Il y a quelques années en arrière, plus exactement en février 2019 nous avions publié dans les Cahiers de Courte-line un article intitulé ProletKult (1) sur les fondations et collections privées à Venise qui fleurissaient comme autant de symboles de puissance et de modernité dans une ville qui se voulaient résolument tournée vers le contemporain faisant écho aux biennales d’art, fleurons de la Sérénissime.

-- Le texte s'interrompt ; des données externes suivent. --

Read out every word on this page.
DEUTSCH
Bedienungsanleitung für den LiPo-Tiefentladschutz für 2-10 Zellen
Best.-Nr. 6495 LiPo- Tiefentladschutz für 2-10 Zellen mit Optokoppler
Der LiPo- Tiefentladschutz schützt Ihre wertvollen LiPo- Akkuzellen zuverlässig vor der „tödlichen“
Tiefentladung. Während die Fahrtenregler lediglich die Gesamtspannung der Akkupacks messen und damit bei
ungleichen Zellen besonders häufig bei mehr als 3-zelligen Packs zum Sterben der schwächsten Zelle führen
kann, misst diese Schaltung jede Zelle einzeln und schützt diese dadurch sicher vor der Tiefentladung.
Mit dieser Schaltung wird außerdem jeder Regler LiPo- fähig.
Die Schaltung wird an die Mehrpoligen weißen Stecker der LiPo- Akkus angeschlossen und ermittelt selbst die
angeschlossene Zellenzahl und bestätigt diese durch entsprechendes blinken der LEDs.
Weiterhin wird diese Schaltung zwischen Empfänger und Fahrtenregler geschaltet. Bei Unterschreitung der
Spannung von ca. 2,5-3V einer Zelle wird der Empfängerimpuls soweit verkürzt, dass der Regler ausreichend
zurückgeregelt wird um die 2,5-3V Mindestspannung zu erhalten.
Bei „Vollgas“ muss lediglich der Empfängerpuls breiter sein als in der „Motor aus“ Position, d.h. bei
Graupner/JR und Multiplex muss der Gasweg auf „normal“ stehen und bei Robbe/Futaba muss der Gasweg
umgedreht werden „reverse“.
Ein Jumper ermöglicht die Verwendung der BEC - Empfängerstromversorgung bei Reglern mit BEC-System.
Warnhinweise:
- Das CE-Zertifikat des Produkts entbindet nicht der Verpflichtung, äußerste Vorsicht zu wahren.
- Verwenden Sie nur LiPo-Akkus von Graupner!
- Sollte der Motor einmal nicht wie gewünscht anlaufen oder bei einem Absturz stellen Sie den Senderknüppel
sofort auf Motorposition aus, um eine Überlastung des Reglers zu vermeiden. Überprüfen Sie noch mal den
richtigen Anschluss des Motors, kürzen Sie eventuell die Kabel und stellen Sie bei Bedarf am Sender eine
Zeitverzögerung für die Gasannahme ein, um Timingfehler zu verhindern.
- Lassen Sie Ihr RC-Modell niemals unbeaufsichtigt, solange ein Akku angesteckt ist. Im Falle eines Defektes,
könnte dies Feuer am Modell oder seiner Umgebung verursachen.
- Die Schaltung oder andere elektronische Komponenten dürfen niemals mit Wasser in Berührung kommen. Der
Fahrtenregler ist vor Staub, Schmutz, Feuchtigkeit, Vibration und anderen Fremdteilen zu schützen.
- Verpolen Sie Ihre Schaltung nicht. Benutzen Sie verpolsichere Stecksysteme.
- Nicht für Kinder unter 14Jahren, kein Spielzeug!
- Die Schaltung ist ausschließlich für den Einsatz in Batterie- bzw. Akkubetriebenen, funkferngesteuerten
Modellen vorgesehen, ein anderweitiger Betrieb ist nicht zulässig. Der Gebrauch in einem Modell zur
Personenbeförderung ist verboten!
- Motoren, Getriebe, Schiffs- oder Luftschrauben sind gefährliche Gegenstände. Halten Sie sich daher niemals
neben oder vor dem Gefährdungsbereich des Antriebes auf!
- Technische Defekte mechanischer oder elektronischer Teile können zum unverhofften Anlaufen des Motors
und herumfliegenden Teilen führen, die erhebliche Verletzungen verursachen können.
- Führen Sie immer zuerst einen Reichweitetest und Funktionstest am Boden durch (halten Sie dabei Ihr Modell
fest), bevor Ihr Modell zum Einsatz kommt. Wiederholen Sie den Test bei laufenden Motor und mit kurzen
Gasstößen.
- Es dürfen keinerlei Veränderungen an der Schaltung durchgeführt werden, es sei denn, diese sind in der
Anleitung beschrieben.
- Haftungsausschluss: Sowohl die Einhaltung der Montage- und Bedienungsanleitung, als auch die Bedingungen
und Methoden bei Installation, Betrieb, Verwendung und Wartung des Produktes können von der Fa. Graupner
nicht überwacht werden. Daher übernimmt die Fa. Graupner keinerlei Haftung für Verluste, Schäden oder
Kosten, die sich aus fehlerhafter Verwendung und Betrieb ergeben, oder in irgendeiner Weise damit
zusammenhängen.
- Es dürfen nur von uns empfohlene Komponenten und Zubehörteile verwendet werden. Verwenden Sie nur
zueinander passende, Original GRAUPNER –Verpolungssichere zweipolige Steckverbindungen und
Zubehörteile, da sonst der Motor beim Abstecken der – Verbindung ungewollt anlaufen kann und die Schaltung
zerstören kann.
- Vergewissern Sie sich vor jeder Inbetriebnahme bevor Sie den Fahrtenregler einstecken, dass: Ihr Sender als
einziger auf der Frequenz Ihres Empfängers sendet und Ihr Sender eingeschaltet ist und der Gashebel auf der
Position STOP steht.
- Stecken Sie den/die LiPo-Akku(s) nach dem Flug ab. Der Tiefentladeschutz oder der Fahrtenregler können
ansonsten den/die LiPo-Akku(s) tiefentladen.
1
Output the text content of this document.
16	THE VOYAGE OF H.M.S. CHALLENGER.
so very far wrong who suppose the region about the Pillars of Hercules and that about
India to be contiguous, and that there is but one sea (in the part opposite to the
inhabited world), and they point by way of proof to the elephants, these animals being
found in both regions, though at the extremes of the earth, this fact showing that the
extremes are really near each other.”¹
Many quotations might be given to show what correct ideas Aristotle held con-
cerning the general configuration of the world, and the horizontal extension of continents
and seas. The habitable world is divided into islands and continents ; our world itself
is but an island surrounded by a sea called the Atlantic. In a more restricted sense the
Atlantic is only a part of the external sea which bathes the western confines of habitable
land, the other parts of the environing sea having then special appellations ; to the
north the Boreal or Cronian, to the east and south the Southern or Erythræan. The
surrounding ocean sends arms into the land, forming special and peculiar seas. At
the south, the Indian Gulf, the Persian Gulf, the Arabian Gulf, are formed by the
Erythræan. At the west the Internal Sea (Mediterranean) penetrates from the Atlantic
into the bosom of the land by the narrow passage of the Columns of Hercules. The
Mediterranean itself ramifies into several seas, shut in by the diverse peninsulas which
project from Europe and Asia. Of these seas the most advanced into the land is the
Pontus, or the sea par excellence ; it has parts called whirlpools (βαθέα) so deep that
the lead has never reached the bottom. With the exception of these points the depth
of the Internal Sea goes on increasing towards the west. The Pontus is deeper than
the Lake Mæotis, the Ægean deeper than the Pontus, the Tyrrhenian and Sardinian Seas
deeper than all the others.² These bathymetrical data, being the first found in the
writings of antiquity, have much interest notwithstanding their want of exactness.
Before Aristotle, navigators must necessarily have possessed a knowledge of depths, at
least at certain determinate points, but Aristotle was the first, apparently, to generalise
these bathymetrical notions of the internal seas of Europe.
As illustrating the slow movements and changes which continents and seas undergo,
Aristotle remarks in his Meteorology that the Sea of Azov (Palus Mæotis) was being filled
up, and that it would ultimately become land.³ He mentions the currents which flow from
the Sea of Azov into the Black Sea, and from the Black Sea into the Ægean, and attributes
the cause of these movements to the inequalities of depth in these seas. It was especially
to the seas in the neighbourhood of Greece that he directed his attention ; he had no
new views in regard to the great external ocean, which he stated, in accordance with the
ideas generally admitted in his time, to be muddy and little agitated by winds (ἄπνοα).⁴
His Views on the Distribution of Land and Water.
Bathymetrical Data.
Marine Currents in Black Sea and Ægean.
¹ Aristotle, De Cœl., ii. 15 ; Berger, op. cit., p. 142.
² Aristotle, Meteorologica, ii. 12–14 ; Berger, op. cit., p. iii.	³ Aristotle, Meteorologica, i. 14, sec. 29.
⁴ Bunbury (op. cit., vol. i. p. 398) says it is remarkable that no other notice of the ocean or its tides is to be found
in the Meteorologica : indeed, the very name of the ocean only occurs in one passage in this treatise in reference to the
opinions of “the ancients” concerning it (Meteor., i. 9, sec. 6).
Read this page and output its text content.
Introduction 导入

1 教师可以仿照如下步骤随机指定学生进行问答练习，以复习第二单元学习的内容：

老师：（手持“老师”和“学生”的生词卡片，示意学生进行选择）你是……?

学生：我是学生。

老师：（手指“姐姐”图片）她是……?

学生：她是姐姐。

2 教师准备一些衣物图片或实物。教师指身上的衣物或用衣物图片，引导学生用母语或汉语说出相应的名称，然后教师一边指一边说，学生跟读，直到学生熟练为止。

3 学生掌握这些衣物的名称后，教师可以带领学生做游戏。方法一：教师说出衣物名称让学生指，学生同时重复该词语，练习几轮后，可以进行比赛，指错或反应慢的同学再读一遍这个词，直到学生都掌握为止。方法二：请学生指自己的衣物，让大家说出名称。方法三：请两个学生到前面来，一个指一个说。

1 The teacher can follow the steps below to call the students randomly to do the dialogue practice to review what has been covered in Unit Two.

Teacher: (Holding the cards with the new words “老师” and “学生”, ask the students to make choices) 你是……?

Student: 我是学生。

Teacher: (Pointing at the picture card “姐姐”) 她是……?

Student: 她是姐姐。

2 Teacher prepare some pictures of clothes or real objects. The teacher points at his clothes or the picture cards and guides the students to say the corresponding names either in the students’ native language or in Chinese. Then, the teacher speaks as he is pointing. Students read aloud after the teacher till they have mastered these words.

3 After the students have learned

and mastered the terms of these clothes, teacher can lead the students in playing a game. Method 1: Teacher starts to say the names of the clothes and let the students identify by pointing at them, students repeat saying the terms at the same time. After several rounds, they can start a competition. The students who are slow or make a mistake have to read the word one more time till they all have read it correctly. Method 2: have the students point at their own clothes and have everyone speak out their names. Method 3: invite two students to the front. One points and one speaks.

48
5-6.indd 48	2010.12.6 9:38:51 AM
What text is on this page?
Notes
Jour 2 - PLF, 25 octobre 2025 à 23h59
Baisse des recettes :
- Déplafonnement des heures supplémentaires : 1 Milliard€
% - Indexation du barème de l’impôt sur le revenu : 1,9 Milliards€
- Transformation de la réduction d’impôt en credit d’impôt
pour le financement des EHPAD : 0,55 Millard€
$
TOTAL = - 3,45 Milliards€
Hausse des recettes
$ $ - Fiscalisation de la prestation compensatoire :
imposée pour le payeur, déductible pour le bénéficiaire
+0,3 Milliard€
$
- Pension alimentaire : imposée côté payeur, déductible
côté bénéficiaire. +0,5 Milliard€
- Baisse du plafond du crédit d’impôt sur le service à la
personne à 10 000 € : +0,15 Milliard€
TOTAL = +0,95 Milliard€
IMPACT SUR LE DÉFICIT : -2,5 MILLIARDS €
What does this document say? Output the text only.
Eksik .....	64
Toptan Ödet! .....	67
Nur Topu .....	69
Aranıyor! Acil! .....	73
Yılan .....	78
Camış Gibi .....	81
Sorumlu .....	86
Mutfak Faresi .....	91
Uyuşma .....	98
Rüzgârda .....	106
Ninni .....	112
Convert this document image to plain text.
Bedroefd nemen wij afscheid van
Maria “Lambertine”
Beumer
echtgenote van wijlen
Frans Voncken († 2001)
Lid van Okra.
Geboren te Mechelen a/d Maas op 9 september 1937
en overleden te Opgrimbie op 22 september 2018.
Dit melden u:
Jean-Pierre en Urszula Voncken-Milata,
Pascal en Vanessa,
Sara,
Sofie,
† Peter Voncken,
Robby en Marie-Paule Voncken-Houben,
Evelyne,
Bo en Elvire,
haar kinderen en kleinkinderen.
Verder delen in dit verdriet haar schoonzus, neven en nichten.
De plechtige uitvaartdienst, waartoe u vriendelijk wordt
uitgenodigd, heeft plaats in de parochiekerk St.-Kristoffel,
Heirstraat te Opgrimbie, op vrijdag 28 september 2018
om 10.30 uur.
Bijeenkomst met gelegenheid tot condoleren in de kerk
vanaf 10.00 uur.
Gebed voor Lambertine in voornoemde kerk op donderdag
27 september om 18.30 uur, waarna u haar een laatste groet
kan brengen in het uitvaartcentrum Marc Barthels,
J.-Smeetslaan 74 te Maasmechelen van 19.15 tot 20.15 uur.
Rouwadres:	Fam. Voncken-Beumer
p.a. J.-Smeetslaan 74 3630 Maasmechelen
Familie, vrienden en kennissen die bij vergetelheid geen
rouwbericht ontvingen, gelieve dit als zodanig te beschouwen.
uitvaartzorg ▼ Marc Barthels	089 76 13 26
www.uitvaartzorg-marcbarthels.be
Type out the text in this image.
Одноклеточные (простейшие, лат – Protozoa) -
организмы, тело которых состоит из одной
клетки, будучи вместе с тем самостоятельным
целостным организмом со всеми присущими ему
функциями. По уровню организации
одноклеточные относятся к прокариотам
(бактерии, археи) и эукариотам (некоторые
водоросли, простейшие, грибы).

La V-A-C Foundation aux Zattere Venise, à laquelle l’article se consacrait et qui se distinguait par l’originalité de ses propositions d’expositions et par la diversité de ses initiatives ateliers, workshops, cinéma à la façon des Dom Kultury soviétiques, a malheureusement fermé ses portes au vu du contexte politique actuel et il n’est plus l’heure malheureusement de glorifier ces initiatives de la fondation russe. Quand aux autres fondations de prestige, elles vivent désormais au rythme des biennales et drainent un public rompu à tous les événements de l’art contemporain.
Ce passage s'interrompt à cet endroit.